Você se lembra? Faz uns 10 anos que a ironia foi cancelada, mais ou menos na mesma época em que cancelaram o jornalismo — e eu não acho que sejam fenômenos isolados. Eu mesma matei a ironia dentro de mim porque era difícil carregar essa bandeira. Chega uma hora que justificar a ironia nas redes sociais com uma tarja de [contém ironia] se torna uma missão cansativa e meio burra; e pior, te coloca numa posição de arrogância. Até perceber que o problema não estava na ironia em si mas na incapacidadede de interpretação — que talvez também seja um problema com parte da crítica ao jornalismo. Como posso julgar, se vivemos na era da pós-verdade, que odeia a educação, a ciência e os fatos? É apenas triste.

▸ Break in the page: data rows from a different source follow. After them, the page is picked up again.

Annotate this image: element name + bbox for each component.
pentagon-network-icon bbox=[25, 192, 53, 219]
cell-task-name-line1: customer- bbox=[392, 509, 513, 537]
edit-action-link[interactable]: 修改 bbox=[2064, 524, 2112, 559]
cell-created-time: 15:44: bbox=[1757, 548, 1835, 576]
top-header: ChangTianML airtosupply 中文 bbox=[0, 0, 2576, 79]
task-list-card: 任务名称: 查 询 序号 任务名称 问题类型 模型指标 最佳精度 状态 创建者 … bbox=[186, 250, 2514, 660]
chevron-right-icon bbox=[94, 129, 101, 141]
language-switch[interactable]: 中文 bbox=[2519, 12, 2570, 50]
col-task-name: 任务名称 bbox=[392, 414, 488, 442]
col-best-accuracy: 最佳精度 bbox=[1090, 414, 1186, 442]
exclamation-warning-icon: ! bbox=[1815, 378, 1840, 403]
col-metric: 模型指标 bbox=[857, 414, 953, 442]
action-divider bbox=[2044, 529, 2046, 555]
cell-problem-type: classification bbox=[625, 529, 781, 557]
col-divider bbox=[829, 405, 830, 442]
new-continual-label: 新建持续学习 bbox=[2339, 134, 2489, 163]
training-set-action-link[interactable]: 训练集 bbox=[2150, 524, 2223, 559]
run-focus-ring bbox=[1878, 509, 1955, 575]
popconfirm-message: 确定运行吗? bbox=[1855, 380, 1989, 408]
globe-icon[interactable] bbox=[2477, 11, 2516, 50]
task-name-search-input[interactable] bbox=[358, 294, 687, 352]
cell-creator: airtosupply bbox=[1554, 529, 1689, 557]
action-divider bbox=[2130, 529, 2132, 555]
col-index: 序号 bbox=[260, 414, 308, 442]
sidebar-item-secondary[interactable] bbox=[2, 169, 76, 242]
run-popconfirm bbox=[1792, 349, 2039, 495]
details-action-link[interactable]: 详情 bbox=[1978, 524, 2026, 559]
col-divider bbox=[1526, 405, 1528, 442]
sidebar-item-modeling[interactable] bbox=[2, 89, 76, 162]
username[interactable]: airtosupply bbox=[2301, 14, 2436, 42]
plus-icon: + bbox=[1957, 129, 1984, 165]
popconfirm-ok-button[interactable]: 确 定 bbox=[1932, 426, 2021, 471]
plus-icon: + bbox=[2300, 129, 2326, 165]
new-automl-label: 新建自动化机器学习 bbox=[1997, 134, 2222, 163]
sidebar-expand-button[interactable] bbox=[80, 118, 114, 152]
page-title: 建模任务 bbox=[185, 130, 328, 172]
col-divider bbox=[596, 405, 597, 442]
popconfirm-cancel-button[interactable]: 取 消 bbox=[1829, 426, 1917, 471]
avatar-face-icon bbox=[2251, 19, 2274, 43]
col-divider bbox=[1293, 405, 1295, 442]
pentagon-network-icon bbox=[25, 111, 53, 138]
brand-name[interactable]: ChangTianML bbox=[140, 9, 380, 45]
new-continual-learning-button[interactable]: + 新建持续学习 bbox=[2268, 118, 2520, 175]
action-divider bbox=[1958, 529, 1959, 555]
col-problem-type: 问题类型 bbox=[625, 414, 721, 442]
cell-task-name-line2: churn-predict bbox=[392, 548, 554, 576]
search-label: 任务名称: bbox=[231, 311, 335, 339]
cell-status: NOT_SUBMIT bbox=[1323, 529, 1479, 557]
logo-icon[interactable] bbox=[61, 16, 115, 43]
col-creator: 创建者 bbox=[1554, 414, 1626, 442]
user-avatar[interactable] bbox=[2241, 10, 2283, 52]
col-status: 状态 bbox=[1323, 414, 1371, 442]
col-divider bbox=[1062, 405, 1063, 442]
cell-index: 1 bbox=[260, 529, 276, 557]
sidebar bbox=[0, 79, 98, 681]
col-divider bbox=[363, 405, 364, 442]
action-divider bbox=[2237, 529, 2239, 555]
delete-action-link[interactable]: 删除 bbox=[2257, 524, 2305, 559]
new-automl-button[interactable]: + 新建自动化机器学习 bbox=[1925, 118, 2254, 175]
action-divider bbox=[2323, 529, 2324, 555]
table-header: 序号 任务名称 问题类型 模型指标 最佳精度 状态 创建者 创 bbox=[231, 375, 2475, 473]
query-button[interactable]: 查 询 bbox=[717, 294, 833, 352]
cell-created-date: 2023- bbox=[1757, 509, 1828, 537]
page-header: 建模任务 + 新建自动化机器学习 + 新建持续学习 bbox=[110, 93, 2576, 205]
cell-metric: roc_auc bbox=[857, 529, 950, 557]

Mas nem sempre foi assim: houve tempos em que a quantidade de jornais que circulavam era muito maior, incompatível inclusive com o número de pessoas alfabetizadas. Consequentemente, as redações de jornal foram ocupadas por escritores-aprendizes e altamente imaginativos: além da ironia, as capas de jornal estampavam histórias mirabolantes para entreter um pouco mais o leitor-classe-média da realidade fatigada. Nisso, nasceram algumas histórias para boi dormir: bebê diabo, chupacabra, chupacu e entre outros mitos. Na essência as histórias eram impactantes, mas tinham um problema: não eram reais (e ninguém avisou isso ao leitor). Ninguém gosta de ser corneado, afinal de contas. Um pacto precisaria ser construído, um aviso mínimo de que aquilo era folhetim, não era fato. Uma outra mídia amplamente acessível poderia ter surgido para abrigar essas mentes workaholics e inventivas, mas essa mídia, quando existiu, não saía muito dos corredores universitários. Até que um dia a bagunça foi organizada e passamos a apreder uma certa técnica para o fazer jornalístico minimamente responsável, e nela, infelizmente, reside pouco da imaginação e da ironia.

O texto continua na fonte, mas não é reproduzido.